L’équivalent de 5.000 barils de pétrole continuent de se déverser chaque jour dans le Golfe du Mexique à cause de l’incapacité de British Petroleum (BP) de colmater son forage [1]. La gigantesque marée noire qui menace les côtes de Louisiane, du Mississipi, d’Alabama et de Floride est donc alimentée sans discontinuer depuis l’explosion du 20 avril de la plateforme pétrolière « Deepwater Horizon », qui a causé la mort de 11 salariés et provoqué le naufrage de la plateforme. La polémique enfle depuis les révélations du Wall Street Journal qui pointe les insuffisances du système de sécurité de la plateforme.

Deepwater Horizon était en effet dépourvue de vanne de sécurité pouvant être déclenchée par impulsion acoustique depuis un navire proche de la plateforme. Cette mesure est obligatoire pour l’exploitation pétrolière off-shore proche de pays comme la Norvège ou le Brésil.

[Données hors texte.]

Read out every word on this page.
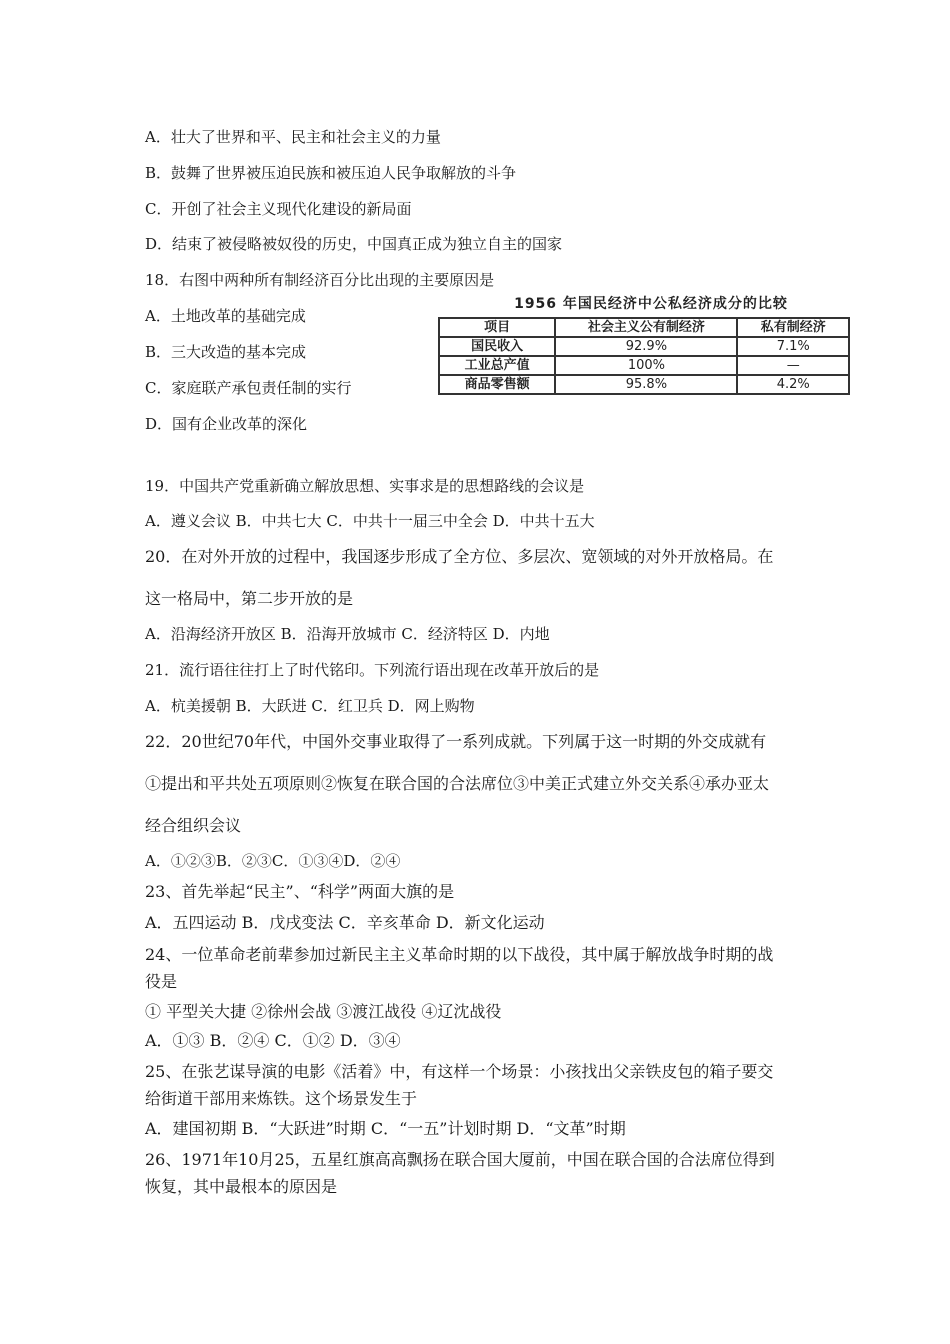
A．壮大了世界和平、民主和社会主义的力量
B．鼓舞了世界被压迫民族和被压迫人民争取解放的斗争
C．开创了社会主义现代化建设的新局面
D．结束了被侵略被奴役的历史，中国真正成为独立自主的国家
18．右图中两种所有制经济百分比出现的主要原因是
A．土地改革的基础完成
B．三大改造的基本完成
C．家庭联产承包责任制的实行
D．国有企业改革的深化
19．中国共产党重新确立解放思想、实事求是的思想路线的会议是
A．遵义会议 B．中共七大 C．中共十一届三中全会 D．中共十五大
20．在对外开放的过程中，我国逐步形成了全方位、多层次、宽领域的对外开放格局。在
这一格局中，第二步开放的是
A．沿海经济开放区 B．沿海开放城市 C．经济特区 D．内地
21．流行语往往打上了时代铭印。下列流行语出现在改革开放后的是
A．杭美援朝 B．大跃进 C．红卫兵 D．网上购物
22．20世纪70年代，中国外交事业取得了一系列成就。下列属于这一时期的外交成就有
①提出和平共处五项原则②恢复在联合国的合法席位③中美正式建立外交关系④承办亚太
经合组织会议
A．①②③B．②③C．①③④D．②④
23、首先举起“民主”、“科学”两面大旗的是
A．五四运动 B．戊戌变法 C．辛亥革命 D．新文化运动
24、一位革命老前辈参加过新民主主义革命时期的以下战役，其中属于解放战争时期的战
役是
① 平型关大捷 ②徐州会战 ③渡江战役 ④辽沈战役
A．①③ B．②④ C．①② D．③④
25、在张艺谋导演的电影《活着》中，有这样一个场景：小孩找出父亲铁皮包的箱子要交
给街道干部用来炼铁。这个场景发生于
A．建国初期 B．“大跃进”时期 C．“一五”计划时期 D．“文革”时期
26、1971年10月25，五星红旗高高飘扬在联合国大厦前，中国在联合国的合法席位得到
恢复，其中最根本的原因是
1956 年国民经济中公私经济成分的比较
项目	社会主义公有制经济	私有制经济
国民收入	92.9%	7.1%
工业总产值	100%	—
商品零售额	95.8%	4.2%
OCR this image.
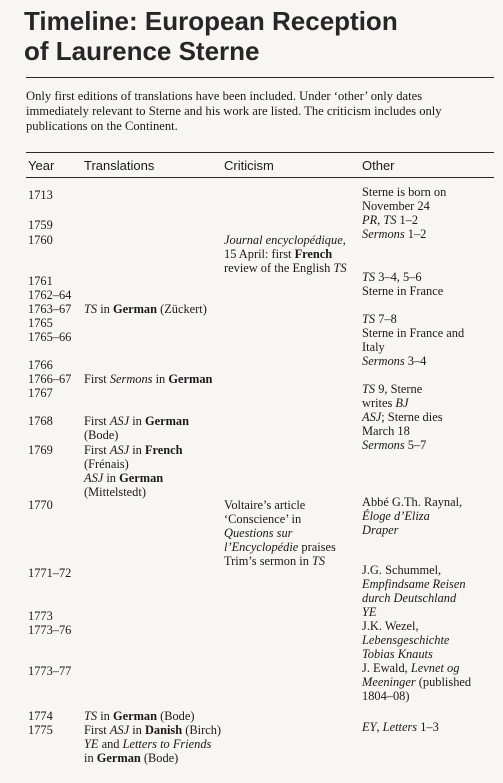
Timeline: European Reception
of Laurence Sterne
Only first editions of translations have been included. Under ‘other’ only dates
immediately relevant to Sterne and his work are listed. The criticism includes only
publications on the Continent.
Year Translations	Criticism	Other
1713
1759
1760
1761
1762–64
1763–67
1765
1765–66
1766
1766–67
1767
1768
1769
1770
1771–72
1773
1773–76
1773–77
1774
1775
TS in German (Zückert)
First Sermons in German
First ASJ in German
(Bode)
First ASJ in French
(Frénais)
ASJ in German
(Mittelstedt)
TS in German (Bode)
First ASJ in Danish (Birch)
YE and Letters to Friends
in German (Bode)
Journal encyclopédique,
15 April: first French
review of the English TS
Voltaire’s article
‘Conscience’ in
Questions sur
l’Encyclopédie praises
Trim’s sermon in TS
Sterne is born on
November 24
PR, TS 1–2
Sermons 1–2
TS 3–4, 5–6
Sterne in France
TS 7–8
Sterne in France and
Italy
Sermons 3–4
TS 9, Sterne
writes BJ
ASJ; Sterne dies
March 18
Sermons 5–7
Abbé G.Th. Raynal,
Éloge d’Eliza
Draper
J.G. Schummel,
Empfindsame Reisen
durch Deutschland
YE
J.K. Wezel,
Lebensgeschichte
Tobias Knauts
J. Ewald, Levnet og
Meeninger (published
1804–08)
EY, Letters 1–3
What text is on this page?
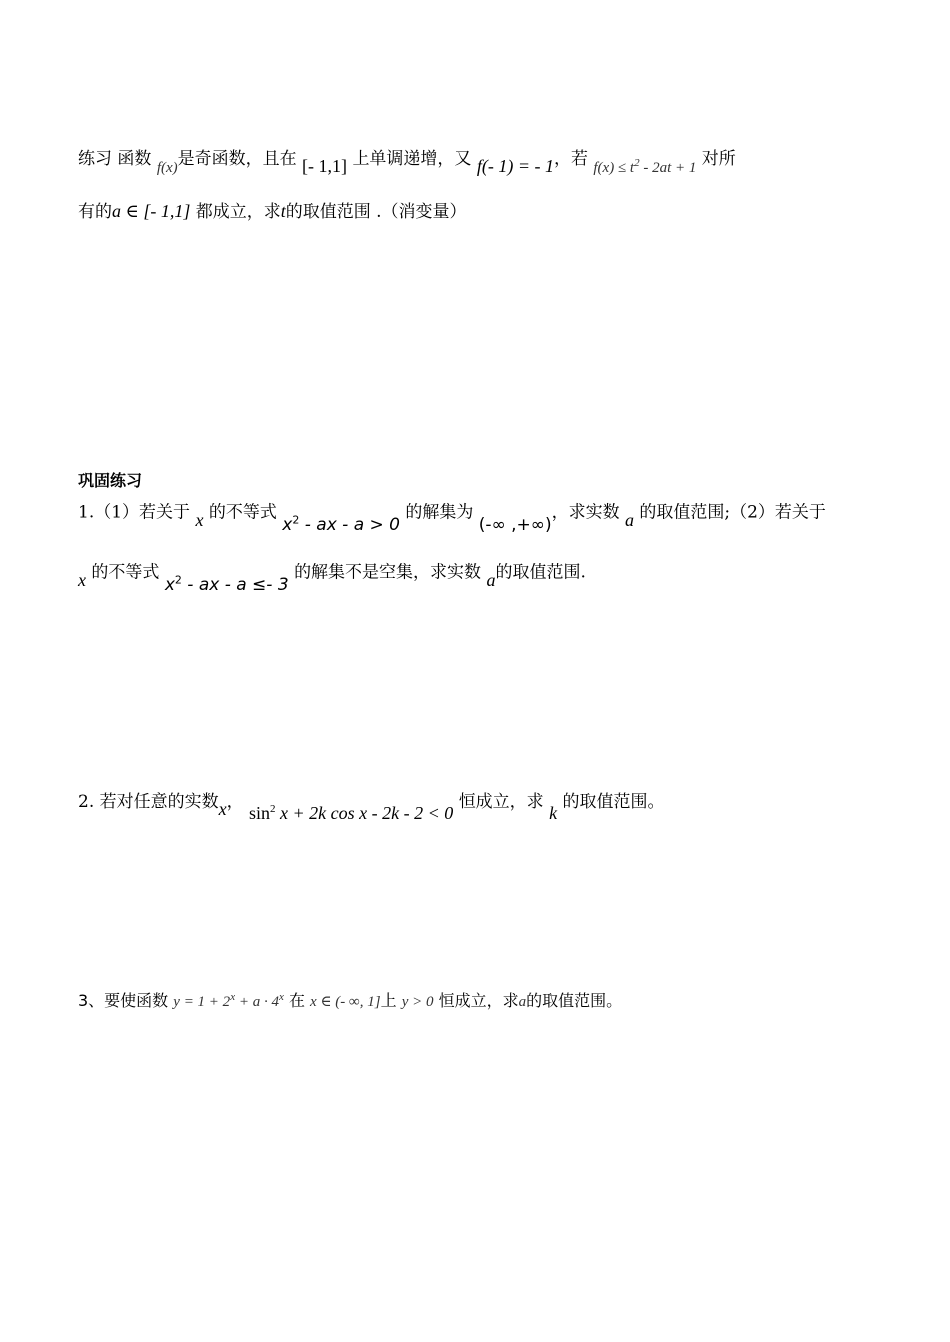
练习 函数 f(x)是奇函数，且在 [- 1,1] 上单调递增，又 f(- 1) = - 1，若 $f(x) \le t^2 - 2at + 1$ 对所
有的a ∈ [- 1,1] 都成立，求t的取值范围 .（消变量）
巩固练习
1.（1）若关于 x 的不等式 $x^2$ - ax - a > 0 的解集为 (-∞ ,+∞)，求实数 a 的取值范围;（2）若关于
x 的不等式 $x^2$ - ax - a ≤- 3 的解集不是空集，求实数 a的取值范围.
2. 若对任意的实数x， $\sin^2 x + 2k$ cos x - 2k - 2 < 0 恒成立，求 k 的取值范围。
3、要使函数 $y = 1 + 2^x + a \cdot 4^x$ 在 x ∈ (- ∞, 1]上 y > 0 恒成立，求a的取值范围。
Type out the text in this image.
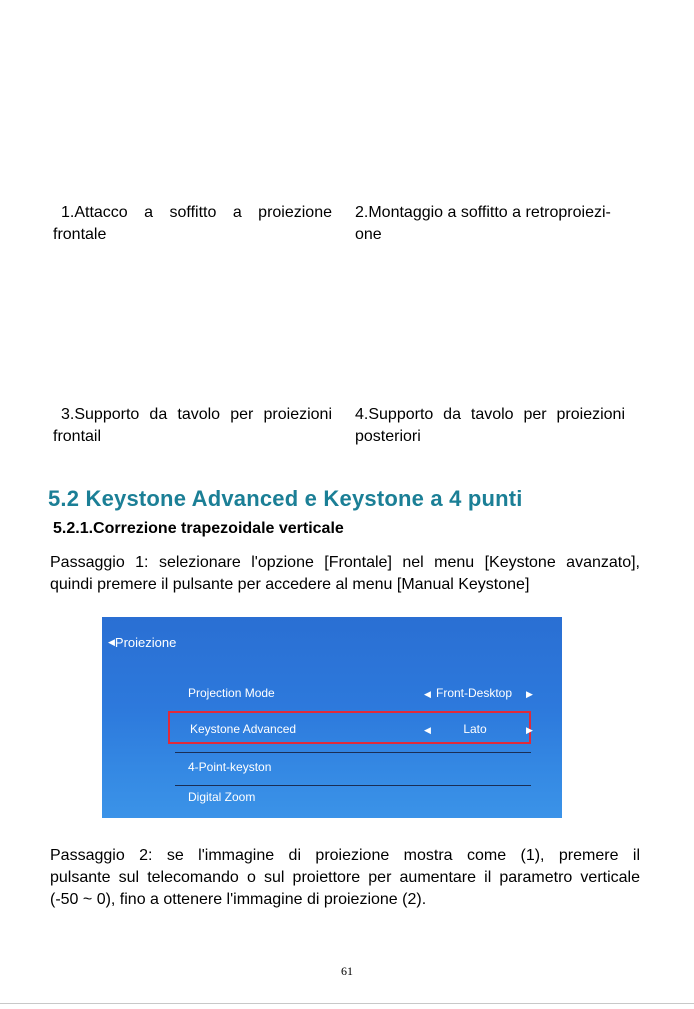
1.Attacco a soffitto a proiezione
frontale
2.Montaggio a soffitto a retroproiezi-
one
3.Supporto da tavolo per proiezioni
frontail
4.Supporto da tavolo per proiezioni
posteriori
5.2 Keystone Advanced e Keystone a 4 punti
5.2.1.Correzione trapezoidale verticale
Passaggio 1: selezionare l'opzione [Frontale] nel menu [Keystone avanzato],
quindi premere il pulsante per accedere al menu [Manual Keystone]
◀Proiezione
Projection Mode	◀ Front-Desktop ▶
Keystone Advanced	◀	Lato	▶
4-Point-keyston
Digital Zoom
Passaggio 2: se l'immagine di proiezione mostra come (1), premere il
pulsante sul telecomando o sul proiettore per aumentare il parametro verticale
(-50 ~ 0), fino a ottenere l'immagine di proiezione (2).
61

Dans une lettre du 29 avril, le démocrate Henry Waxman, président du Comité de l’énergie et du commerce à la Chambre des représentants, demande au président de BP Amérique, Lamar McKay, de fournir au Comité des copies des rapports d’inspections des vannes de sécurité de l’ensemble de ses plateformes. Une enquête fédérale est également en cours.

Plus grave : selon le site d’information indépendant Truthout, BP risquerait de provoquer d’autres catastrophes massives dans le Golfe du Mexique. En ligne de mire, Atlantis, la plus grande et plus profonde plateforme de pétrole et de gaz naturel du monde, située à environ 300 kilomètres au sud de la Nouvelle-Orléans. Lancée fin 2007, son forage descend à une profondeur de 2.150 mètres. Grâce à un « lanceur d’alerte » travaillant pour le pétrolier britannique, le site Truthout s’est procuré des correspondances internes évoquant les insuffisances du système de sécurité de la plateforme Atlantis. On apprend ainsi que les schémas techniques « ne sont pas complets » et que « cela pourrait mener à des erreurs catastrophiques de l’opérateur ».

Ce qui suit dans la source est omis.